Some of those onions are imported from even frequently-parched sister-nations of ours, such as Burkina Faso and Niger - and from as far afield overseas as the Netherlands.

Could clever young farmers throughout the country, not replace those imported onions worth US$80 millions with onions grown locally - and earn very good money making Ghana self-sufficient in the production of onions?

Perhaps Pastor Otabil ought to speak to East-West Seeds' reps in Ghana, Tikola Ghana Limited, about the silent green revolution its "Prema" variety of hybrid seeds is bringing about, in the Upper East Region, and elsewhere in Ghana.

And there are many agro-industry value-chain opportunities for farmers too: with some farmers currently suppling breweries in Ghana with sorghum and cassava, for example, as we speak.

What is also wrong  with venturing into rice-farming - and profiting from helping to reduce the over US$ 600 millions spent importing rice into Ghana, I ask?

One could go on and on.

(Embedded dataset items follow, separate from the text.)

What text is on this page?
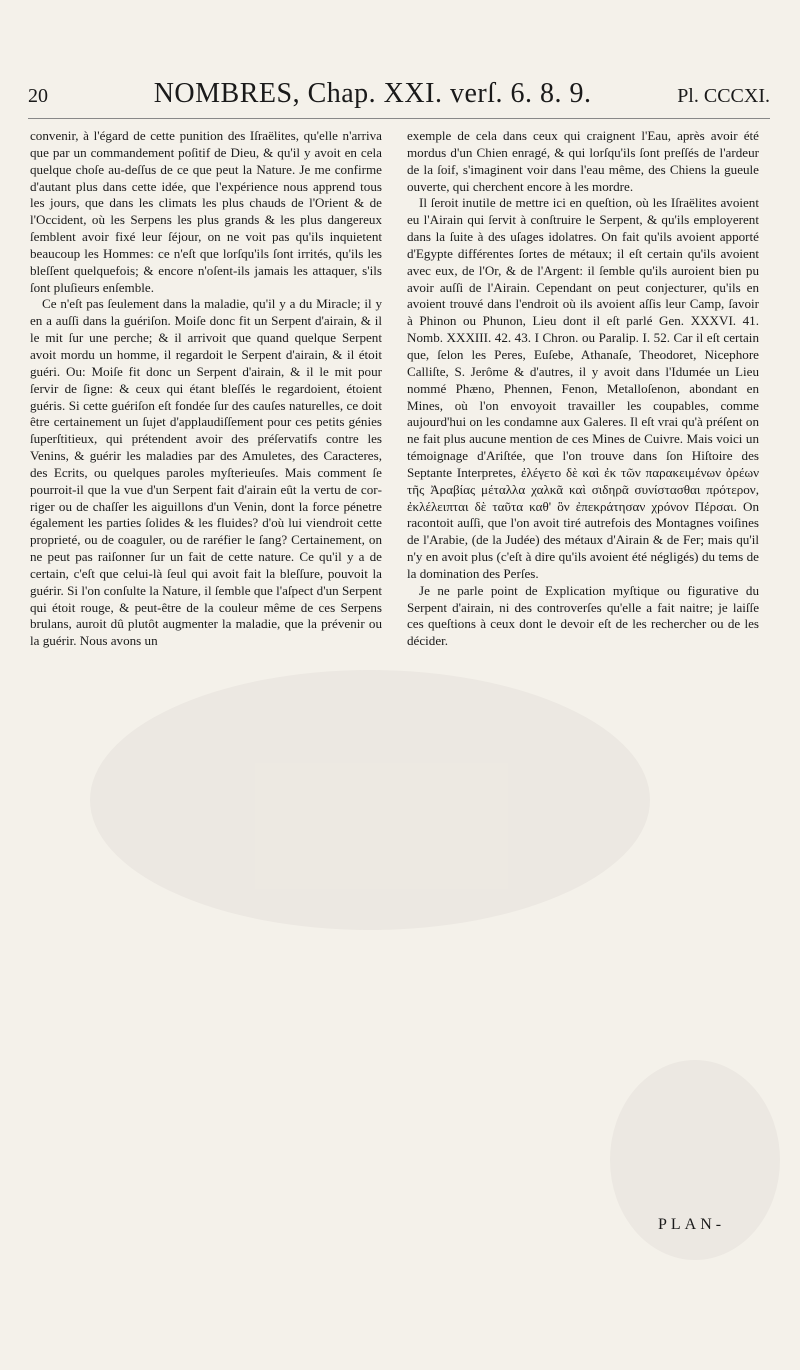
20	NOMBRES, Chap. XXI. verſ. 6. 8. 9.	Pl. CCCXI.

convenir, à l'égard de cette punition des Iſraëlites, qu'elle n'arriva que par un commandement poſitif de Dieu, & qu'il y avoit en cela quelque choſe au-deſſus de ce que peut la Nature. Je me confirme d'autant plus dans cette idée, que l'expérience nous apprend tous les jours, que dans les climats les plus chauds de l'Orient & de l'Occident, où les Serpens les plus grands & les plus dangereux ſemblent avoir fixé leur ſéjour, on ne voit pas qu'ils inquietent beaucoup les Hommes: ce n'eſt que lorſqu'ils ſont irrités, qu'ils les bleſſent quelquefois; & encore n'oſent-ils jamais les attaquer, s'ils ſont pluſieurs enſemble.

Ce n'eſt pas ſeulement dans la maladie, qu'il y a du Miracle; il y en a auſſi dans la guériſon. Moiſe donc fit un Serpent d'airain, & il le mit ſur une perche; & il arrivoit que quand quelque Serpent avoit mordu un homme, il regardoit le Serpent d'airain, & il étoit guéri. Ou: Moiſe fit donc un Serpent d'airain, & il le mit pour ſervir de ſigne: & ceux qui étant bleſſés le regardoient, étoient guéris. Si cette guériſon eſt fondée ſur des cauſes naturelles, ce doit être certainement un ſujet d'applaudiſſement pour ces petits génies ſuperſtitieux, qui prétendent avoir des préſervatifs contre les Venins, & guérir les maladies par des Amuletes, des Caracteres, des Ecrits, ou quelques paroles myſterieuſes. Mais comment ſe pourroit-il que la vue d'un Serpent fait d'airain eût la vertu de corriger ou de chaſſer les aiguillons d'un Venin, dont la force pénetre également les parties ſolides & les fluides? d'où lui viendroit cette proprieté, ou de coaguler, ou de raréfier le ſang? Certainement, on ne peut pas raiſonner ſur un fait de cette nature. Ce qu'il y a de certain, c'eſt que celui-là ſeul qui avoit fait la bleſſure, pouvoit la guérir. Si l'on conſulte la Nature, il ſemble que l'aſpect d'un Serpent qui étoit rouge, & peut-être de la couleur même de ces Serpens brulans, auroit dû plutôt augmenter la maladie, que la prévenir ou la guérir. Nous avons un

exemple de cela dans ceux qui craignent l'Eau, après avoir été mordus d'un Chien enragé, & qui lorſqu'ils ſont preſſés de l'ardeur de la ſoif, s'imaginent voir dans l'eau même, des Chiens la gueule ouverte, qui cherchent encore à les mordre.

Il ſeroit inutile de mettre ici en queſtion, où les Iſraëlites avoient eu l'Airain qui ſervit à conſtruire le Serpent, & qu'ils employerent dans la ſuite à des uſages idolatres. On fait qu'ils avoient apporté d'Egypte différentes ſortes de métaux; il eſt certain qu'ils avoient avec eux, de l'Or, & de l'Argent: il ſemble qu'ils auroient bien pu avoir auſſi de l'Airain. Cependant on peut conjecturer, qu'ils en avoient trouvé dans l'endroit où ils avoient aſſis leur Camp, ſavoir à Phinon ou Phunon, Lieu dont il eſt parlé Gen. XXXVI. 41. Nomb. XXXIII. 42. 43. I Chron. ou Paralip. I. 52. Car il eſt certain que, ſelon les Peres, Euſebe, Athanaſe, Theodoret, Nicephore Calliſte, S. Jerôme & d'autres, il y avoit dans l'Idumée un Lieu nommé Phæno, Phennen, Fenon, Metalloſenon, abondant en Mines, où l'on envoyoit travailler les coupables, comme aujourd'hui on les condamne aux Galeres. Il eſt vrai qu'à préſent on ne fait plus aucune mention de ces Mines de Cuivre. Mais voici un témoignage d'Ariſtée, que l'on trouve dans ſon Hiſtoire des Septante Interpretes, ἐλέγετο δὲ καὶ ἐκ τῶν παρακειμένων ὀρέων τῆς Ἀραβίας μέταλλα χαλκᾶ καὶ σιδηρᾶ συνίστασθαι πρότερον, ἐκλέλειπται δὲ ταῦτα καθ' ὃν ἐπεκράτησαν χρόνον Πέρσαι. On racontoit auſſi, que l'on avoit tiré autrefois des Montagnes voiſines de l'Arabie, (de la Judée) des métaux d'Airain & de Fer; mais qu'il n'y en avoit plus (c'eſt à dire qu'ils avoient été négligés) du tems de la domination des Perſes.

Je ne parle point de Explication myſtique ou figurative du Serpent d'airain, ni des controverſes qu'elle a fait naitre; je laiſſe ces queſtions à ceux dont le devoir eſt de les rechercher ou de les décider.

PLAN-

In any case, the young farmers I know personally, are all comfortably well-off.  And they are very well-educated, and highly intelligent, too, as it happens.

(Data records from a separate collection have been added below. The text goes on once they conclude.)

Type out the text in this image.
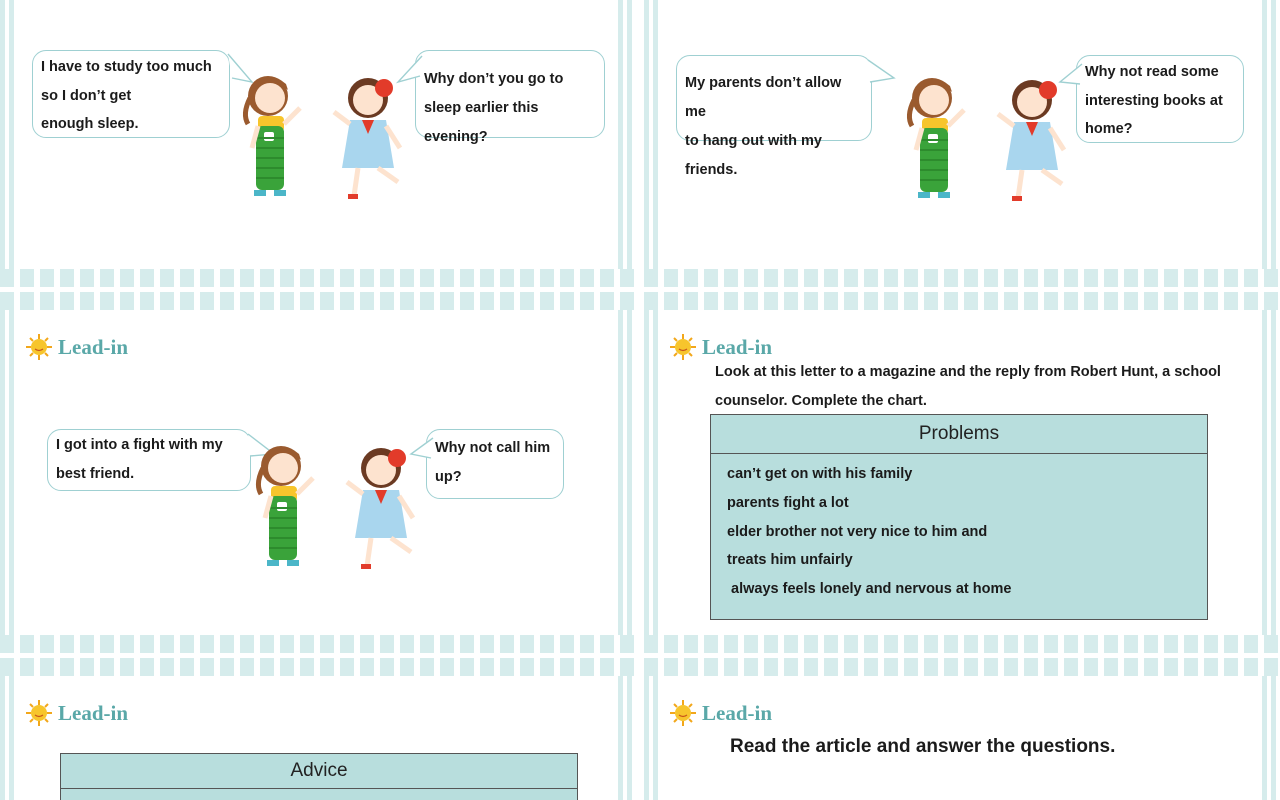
I have to study too much
so I don’t get
enough sleep.
Why don’t you go to
sleep earlier this evening?
My parents don’t allow me
to hang out with my friends.
Why not read some
interesting books at
home?
Lead-in
I got into a fight with my
best friend.
Why not call him
up?
Lead-in
Look at this letter to a magazine and the reply from Robert Hunt, a school
counselor. Complete the chart.
Problems
can’t get on with his family
parents fight a lot
elder brother not very nice to him and
treats him unfairly
always feels lonely and nervous at home
Lead-in
Advice
Lead-in
Read the article and answer the questions.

If Pastor Mensah Otabil encouraged some of the young graduates from the Central University he founded, who are unable to find work, to go into farming, would we not have less unemployed graduates in this country? Eeebeii.

And  would they all not have a much better quality of life too living and farming in rural Ghana - free from the polluted air that those living in large towns and cities are forced to breathe (because of the scandalously high levels of sulphur allowed in fuel imported into Ghana)?

To use a pidgin English phrase: "As for this one paaa, Pastor Otabil did not try, koraaa!" Haaba.

Perhaps an apology from the good pastor to all Ghanaian farmers would be in order, one wonders?

What he is reported to have said about intelligent young people and the business of farming is an insult to Ghanaian farmers - who after all help to feed this nation.

Finally, if what he is widely reported to have said was not taken out of context, by the media, and is indeed an accurate rendition of what he actually said, then Pastor Mensah Otabil definitely ought to apologise to farmers in Ghana. He most definitely owes us one. Period.

Hmm, Ghana - eyeasem o: Enti yeawieye paa eniea? Asem kesie ebeba debi ankasa.